Businesses can no longer have smoking rooms. And they must display "no smoking" signs and maintain smoke-free work vehicles. Those who fail to meet these requirements face fines of more than $5,000. For non-smokers here in London, the ban brings sighs of relief.

"I don't smoke, but I work in a pub,” says a pub worker. “So, oftentimes you go home smelling of smoke. Yes, from my point of view, it's going to be good that I won't go home smelling of smoke so much."

Others see the ban as an opportunity to quit smoking. "I have been smoking for nearly about 10 to 12 years now,” says a smoker. “For me it's a positive ban which in a way is a blessing in disguise because I have been trying with nicotine patches and chewing gums."

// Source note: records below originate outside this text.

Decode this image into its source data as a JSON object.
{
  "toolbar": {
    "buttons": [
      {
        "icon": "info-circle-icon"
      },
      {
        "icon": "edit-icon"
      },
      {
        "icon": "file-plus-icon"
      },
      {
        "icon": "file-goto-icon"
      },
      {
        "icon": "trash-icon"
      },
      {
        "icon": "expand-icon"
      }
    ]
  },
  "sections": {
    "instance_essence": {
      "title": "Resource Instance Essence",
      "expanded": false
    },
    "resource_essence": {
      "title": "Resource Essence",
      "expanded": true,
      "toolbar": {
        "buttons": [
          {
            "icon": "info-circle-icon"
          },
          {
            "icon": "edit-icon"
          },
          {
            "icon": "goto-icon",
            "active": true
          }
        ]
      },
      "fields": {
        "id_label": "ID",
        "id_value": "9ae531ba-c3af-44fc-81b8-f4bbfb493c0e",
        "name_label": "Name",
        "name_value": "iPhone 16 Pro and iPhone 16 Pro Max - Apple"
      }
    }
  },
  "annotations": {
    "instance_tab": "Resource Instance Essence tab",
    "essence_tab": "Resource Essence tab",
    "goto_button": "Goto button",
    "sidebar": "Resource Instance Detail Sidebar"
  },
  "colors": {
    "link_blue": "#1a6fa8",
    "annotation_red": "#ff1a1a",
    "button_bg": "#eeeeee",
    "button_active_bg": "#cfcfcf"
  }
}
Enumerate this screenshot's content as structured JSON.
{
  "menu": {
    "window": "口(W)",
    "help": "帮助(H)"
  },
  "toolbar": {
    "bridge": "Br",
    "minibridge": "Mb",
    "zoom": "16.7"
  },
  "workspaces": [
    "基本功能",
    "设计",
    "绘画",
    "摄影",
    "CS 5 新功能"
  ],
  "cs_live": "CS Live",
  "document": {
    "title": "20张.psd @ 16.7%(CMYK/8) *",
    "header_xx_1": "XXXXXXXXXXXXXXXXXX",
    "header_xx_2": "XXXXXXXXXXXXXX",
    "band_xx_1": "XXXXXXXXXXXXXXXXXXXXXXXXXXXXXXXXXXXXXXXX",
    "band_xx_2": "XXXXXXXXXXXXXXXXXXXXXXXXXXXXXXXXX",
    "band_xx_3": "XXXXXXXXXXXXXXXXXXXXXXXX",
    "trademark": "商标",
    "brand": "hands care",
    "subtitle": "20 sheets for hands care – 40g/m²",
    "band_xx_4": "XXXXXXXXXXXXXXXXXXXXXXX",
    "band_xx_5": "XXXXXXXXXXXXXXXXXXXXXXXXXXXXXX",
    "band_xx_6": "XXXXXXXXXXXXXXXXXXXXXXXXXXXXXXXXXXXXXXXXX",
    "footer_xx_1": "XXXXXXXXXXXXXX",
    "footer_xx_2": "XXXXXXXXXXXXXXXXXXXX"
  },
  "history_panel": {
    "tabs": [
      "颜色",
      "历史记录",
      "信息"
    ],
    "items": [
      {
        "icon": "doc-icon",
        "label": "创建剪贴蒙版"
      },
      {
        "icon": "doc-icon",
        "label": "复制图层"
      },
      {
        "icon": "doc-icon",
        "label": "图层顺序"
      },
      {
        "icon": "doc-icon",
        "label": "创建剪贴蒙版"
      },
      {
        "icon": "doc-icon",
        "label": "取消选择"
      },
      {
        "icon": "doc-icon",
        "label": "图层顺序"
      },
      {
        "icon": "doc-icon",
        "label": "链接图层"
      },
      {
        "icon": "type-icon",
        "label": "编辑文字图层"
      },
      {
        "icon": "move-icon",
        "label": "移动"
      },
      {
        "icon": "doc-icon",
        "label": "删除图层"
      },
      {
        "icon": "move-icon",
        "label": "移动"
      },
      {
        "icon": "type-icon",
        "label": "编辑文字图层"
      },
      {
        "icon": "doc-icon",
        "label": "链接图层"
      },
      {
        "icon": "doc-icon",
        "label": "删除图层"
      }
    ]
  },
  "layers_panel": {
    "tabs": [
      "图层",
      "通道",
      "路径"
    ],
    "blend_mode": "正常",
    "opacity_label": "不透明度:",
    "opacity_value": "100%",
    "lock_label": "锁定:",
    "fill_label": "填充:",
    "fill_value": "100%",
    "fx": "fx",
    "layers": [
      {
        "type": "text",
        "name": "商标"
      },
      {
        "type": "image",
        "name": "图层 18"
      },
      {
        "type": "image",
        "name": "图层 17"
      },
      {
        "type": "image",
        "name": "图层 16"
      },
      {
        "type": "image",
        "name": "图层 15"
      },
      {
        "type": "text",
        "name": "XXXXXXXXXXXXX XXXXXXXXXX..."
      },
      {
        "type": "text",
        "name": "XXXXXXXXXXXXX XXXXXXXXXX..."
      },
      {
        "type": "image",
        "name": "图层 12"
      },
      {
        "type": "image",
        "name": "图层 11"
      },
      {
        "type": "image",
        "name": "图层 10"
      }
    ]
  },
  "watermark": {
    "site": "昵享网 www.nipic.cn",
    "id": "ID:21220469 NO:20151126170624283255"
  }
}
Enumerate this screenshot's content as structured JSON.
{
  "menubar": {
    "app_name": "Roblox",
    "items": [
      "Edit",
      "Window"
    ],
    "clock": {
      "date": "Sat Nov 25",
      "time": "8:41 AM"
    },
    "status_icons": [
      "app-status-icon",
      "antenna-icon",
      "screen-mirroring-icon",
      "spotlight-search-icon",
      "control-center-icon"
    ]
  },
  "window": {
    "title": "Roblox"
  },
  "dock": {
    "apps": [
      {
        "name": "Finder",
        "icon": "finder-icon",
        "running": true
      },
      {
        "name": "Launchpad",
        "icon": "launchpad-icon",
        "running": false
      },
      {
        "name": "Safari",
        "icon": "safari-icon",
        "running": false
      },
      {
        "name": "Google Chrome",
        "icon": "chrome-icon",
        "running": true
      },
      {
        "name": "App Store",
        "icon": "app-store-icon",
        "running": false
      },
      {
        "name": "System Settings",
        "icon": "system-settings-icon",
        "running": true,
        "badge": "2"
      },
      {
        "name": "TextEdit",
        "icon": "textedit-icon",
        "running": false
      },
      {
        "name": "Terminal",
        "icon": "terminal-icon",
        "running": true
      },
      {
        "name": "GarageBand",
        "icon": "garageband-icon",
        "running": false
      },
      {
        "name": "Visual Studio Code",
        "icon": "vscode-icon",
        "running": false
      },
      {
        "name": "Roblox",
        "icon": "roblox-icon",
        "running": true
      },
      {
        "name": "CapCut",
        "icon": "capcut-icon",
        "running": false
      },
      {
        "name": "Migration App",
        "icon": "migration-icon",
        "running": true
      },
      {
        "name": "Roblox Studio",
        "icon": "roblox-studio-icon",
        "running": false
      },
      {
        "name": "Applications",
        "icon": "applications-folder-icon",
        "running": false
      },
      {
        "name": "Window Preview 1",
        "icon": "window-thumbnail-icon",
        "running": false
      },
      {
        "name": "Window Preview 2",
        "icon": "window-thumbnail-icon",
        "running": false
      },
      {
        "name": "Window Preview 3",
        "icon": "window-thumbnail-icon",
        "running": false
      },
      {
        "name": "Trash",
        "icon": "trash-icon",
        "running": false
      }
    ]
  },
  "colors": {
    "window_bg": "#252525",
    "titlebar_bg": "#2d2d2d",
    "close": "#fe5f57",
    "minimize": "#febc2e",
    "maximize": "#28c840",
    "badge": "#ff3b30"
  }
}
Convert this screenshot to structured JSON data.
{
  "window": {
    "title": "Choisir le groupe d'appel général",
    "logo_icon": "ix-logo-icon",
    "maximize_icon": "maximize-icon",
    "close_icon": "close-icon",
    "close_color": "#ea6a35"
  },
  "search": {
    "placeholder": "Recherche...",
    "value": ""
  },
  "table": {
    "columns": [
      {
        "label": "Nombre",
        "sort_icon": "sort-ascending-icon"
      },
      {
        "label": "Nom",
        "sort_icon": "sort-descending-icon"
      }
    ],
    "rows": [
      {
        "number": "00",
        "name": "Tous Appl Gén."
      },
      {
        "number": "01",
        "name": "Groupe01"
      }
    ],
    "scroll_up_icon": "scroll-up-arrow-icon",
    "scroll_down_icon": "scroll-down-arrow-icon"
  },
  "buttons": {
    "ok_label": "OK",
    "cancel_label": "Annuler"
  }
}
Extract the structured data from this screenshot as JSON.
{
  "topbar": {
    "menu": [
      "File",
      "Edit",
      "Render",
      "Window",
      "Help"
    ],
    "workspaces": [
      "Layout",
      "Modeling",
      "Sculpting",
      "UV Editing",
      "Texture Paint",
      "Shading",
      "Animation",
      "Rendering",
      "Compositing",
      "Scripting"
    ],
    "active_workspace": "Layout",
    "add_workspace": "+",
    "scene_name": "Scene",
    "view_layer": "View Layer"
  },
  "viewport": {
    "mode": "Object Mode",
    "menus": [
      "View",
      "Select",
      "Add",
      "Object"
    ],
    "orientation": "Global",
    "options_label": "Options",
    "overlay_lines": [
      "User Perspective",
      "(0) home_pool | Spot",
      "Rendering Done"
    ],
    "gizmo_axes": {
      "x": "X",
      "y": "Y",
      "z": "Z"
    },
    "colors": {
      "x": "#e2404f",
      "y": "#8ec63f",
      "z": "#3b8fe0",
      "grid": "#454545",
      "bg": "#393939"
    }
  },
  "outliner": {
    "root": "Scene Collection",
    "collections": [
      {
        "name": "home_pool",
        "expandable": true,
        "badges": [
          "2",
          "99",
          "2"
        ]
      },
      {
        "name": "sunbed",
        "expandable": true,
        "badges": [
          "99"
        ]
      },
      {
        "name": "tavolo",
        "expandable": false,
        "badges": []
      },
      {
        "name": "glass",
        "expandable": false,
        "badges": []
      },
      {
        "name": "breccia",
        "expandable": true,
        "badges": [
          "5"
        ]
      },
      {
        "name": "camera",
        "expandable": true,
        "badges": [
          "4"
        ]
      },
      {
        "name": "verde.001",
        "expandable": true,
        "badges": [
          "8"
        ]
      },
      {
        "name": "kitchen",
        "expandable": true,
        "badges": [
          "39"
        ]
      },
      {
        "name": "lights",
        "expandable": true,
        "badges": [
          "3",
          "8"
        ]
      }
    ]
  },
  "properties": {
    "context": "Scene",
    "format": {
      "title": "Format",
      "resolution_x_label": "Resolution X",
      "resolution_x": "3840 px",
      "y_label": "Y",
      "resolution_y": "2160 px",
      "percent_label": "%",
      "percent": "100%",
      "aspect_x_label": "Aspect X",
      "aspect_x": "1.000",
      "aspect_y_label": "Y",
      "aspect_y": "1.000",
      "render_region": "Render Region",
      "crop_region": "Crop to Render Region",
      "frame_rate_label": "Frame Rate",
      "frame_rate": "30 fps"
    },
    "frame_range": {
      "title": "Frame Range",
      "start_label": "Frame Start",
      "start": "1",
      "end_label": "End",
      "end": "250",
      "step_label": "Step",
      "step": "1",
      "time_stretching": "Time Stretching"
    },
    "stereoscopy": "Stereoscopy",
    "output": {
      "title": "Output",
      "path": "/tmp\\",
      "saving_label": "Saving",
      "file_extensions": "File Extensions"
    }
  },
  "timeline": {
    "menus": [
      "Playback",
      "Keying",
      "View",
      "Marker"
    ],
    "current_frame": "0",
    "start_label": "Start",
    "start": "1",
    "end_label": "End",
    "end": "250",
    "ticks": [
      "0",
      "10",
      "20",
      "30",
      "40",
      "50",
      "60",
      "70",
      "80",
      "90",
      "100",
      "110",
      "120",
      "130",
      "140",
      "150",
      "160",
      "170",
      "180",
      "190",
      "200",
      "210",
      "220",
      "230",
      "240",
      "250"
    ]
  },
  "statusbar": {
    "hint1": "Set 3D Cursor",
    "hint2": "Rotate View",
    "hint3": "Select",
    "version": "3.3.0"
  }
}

But the smokers' advocate group FOREST -- short for Freedom Organization for the Right to Enjoy Smoking Tobacco -- vows to fight the ban. Spokesman Simon Clark. "The idea that the rights of smokers and the rights of non-smokers are mutually exclusive is absolute nonsense,” says Clark. “With modern, up-to-date ventilation systems, you can accommodate smokers and non-smokers quite happily."

The Health Department predicts that about 600,000 people will kick the habit as a result of the ban. But it is not expected to have a long-term impact on the $24 billion U.K. tobacco industry.

Chris Ogden of the Tobacco Manufacturers' Association says, "There will be an initial dip in sales,” says Ogden. “For example, in Scotland when the ban came in about a year ago, initially there was about a four percent drop, although that's recovered. And we expect the same sort of thing to happen here."

Opponents of smoking say they will now be able to enjoy a smoke-free environment. But for smokers, it means either quit or move outdoors to light up.